When President elect Cyril Ramaphosa takes the oath of office on Saturday, the rest of the continent will be keen to hear what his policies on Africa are.
From tough visa restrictions for Africans entering South Africa to xenophobic attacks against fellow Africans living in the country, expectations are high that Ramaphosa will help thaw relations with the rest of Africa and help the African Union be more people centered when he takes over the rotational chairmanship of the continental body next year.
President Ramaphosa will take over the helm of the African Union next year. After the first democratic election, the late President Nelson Mandela set out the country’s role in Africa as a peace-builder, presiding over the Burundi peace talks and brokered an agreement that ended a 12 year civil war in the East African nation.
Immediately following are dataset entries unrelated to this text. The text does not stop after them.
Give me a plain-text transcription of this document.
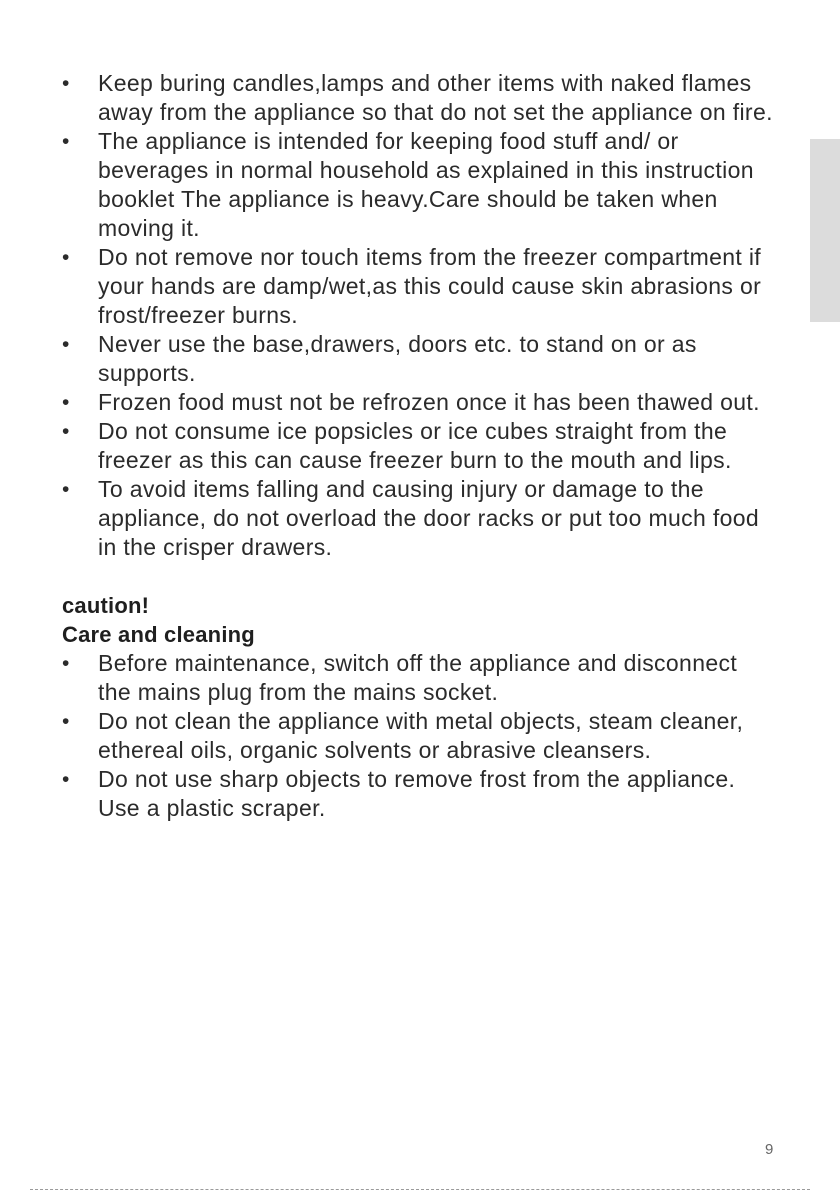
•	Keep buring candles,lamps and other items with naked flames away from the appliance so that do not set the appliance on fire.
•	The appliance is intended for keeping food stuff and/ or beverages in normal household as explained in this instruction booklet The appliance is heavy.Care should be taken when moving it.
•	Do not remove nor touch items from the freezer compartment if your hands are damp/wet,as this could cause skin abrasions or frost/freezer burns.
•	Never use the base,drawers, doors etc. to stand on or as supports.
•	Frozen food must not be refrozen once it has been thawed out.
•	Do not consume ice popsicles or ice cubes straight from the freezer as this can cause freezer burn to the mouth and lips.
•	To avoid items falling and causing injury or damage to the appliance, do not overload the door racks or put too much food in the crisper drawers.
caution!
Care and cleaning
•	Before maintenance, switch off the appliance and disconnect the mains plug from the mains socket.
•	Do not clean the appliance with metal objects, steam cleaner, ethereal oils, organic solvents or abrasive cleansers.
•	Do not use sharp objects to remove frost from the appliance. Use a plastic scraper.
9
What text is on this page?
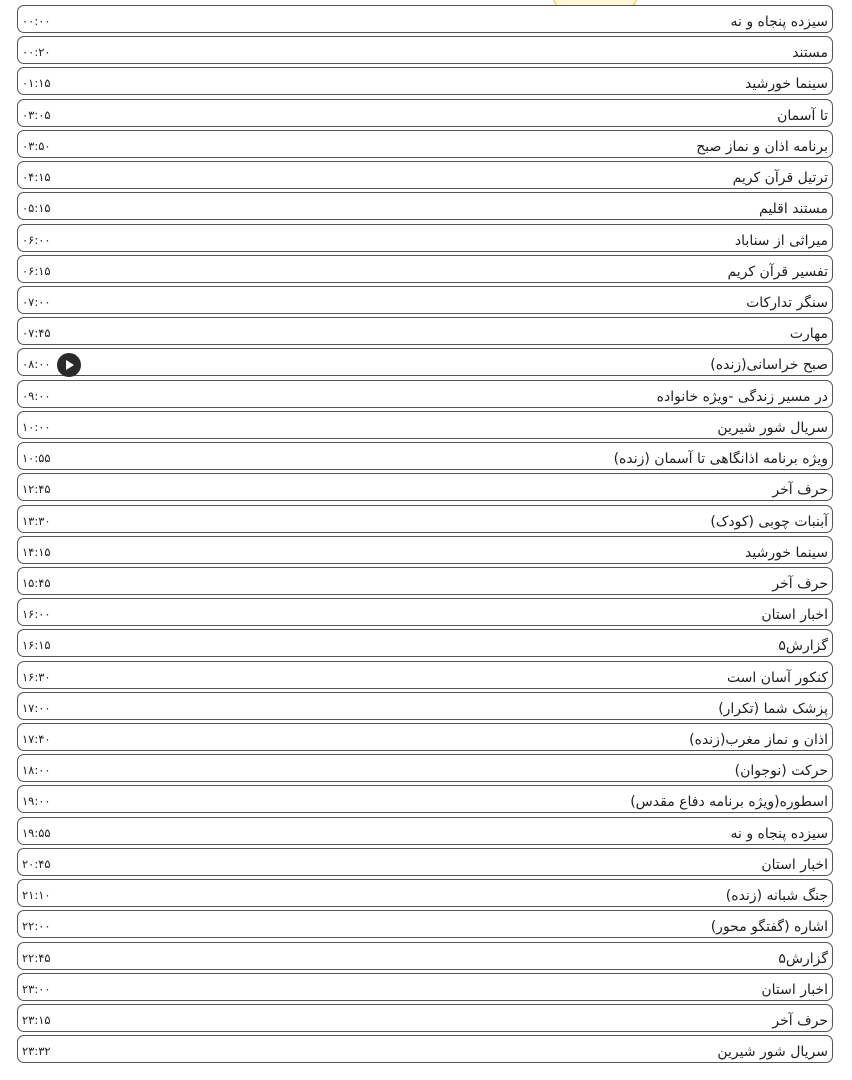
سیزده پنجاه و نه
۰۰:۰۰
مستند
۰۰:۲۰
سینما خورشید
۰۱:۱۵
تا آسمان
۰۳:۰۵
برنامه اذان و نماز صبح
۰۳:۵۰
ترتیل قرآن کریم
۰۴:۱۵
مستند اقلیم
۰۵:۱۵
میراثی از سناباد
۰۶:۰۰
تفسیر قرآن کریم
۰۶:۱۵
سنگر تدارکات
۰۷:۰۰
مهارت
۰۷:۴۵
صبح خراسانی(زنده)
۰۸:۰۰
در مسیر زندگی -ویژه خانواده
۰۹:۰۰
سریال شور شیرین
۱۰:۰۰
ویژه برنامه اذانگاهی تا آسمان (زنده)
۱۰:۵۵
حرف آخر
۱۲:۴۵
آبنبات چوبی (کودک)
۱۳:۳۰
سینما خورشید
۱۴:۱۵
حرف آخر
۱۵:۴۵
اخبار استان
۱۶:۰۰
گزارش۵
۱۶:۱۵
کنکور آسان است
۱۶:۳۰
پزشک شما (تکرار)
۱۷:۰۰
اذان و نماز مغرب(زنده)
۱۷:۴۰
حرکت (نوجوان)
۱۸:۰۰
اسطوره(ویژه برنامه دفاع مقدس)
۱۹:۰۰
سیزده پنجاه و نه
۱۹:۵۵
اخبار استان
۲۰:۴۵
جنگ شبانه (زنده)
۲۱:۱۰
اشاره (گفتگو محور)
۲۲:۰۰
گزارش۵
۲۲:۴۵
اخبار استان
۲۳:۰۰
حرف آخر
۲۳:۱۵
سریال شور شیرین
۲۳:۳۲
As Deputy President, President Ramaphosa presided over peace building efforts in South Sudan. Experts on Africa say as the African Union Chair in 2020 and one of the three African representatives on the UN Security Council, South Africa has a chance at promoting peaceful and constitutional transfer of power in Africa.
At the African Union, President Ramaphosa will take over from Egypt’s Abdel Fattah el Sisi. Their predecessor Rwanda’s Paul Kagame presided over reforms at the continental body.
Law Lecturer at Nazerene University, Dr Duncan Ojwang however says South Africa should use its position to change how the African Union relates with the rest of the world with the aim of making it more assertive. “To lead the continent, to speak with one voice and as we face globalisation, you have Africa map its interest very well and to negotiate its interest.”
He also proposes that even as South Africa, a signatory to the African Continental Free Trade Area, pushes for continental integration; it must look inward and begin by opening up its borders to Africans.
“Ramaphosa being one of the arm bearers during the struggle should understand that South Africa can play an important role in regional integration, their words have been that but their cautions, have been lagging,” says Ojwang.
These are pointers to the crafters of South Africa’s foreign policy in what the rest of Africa expects from a big brother.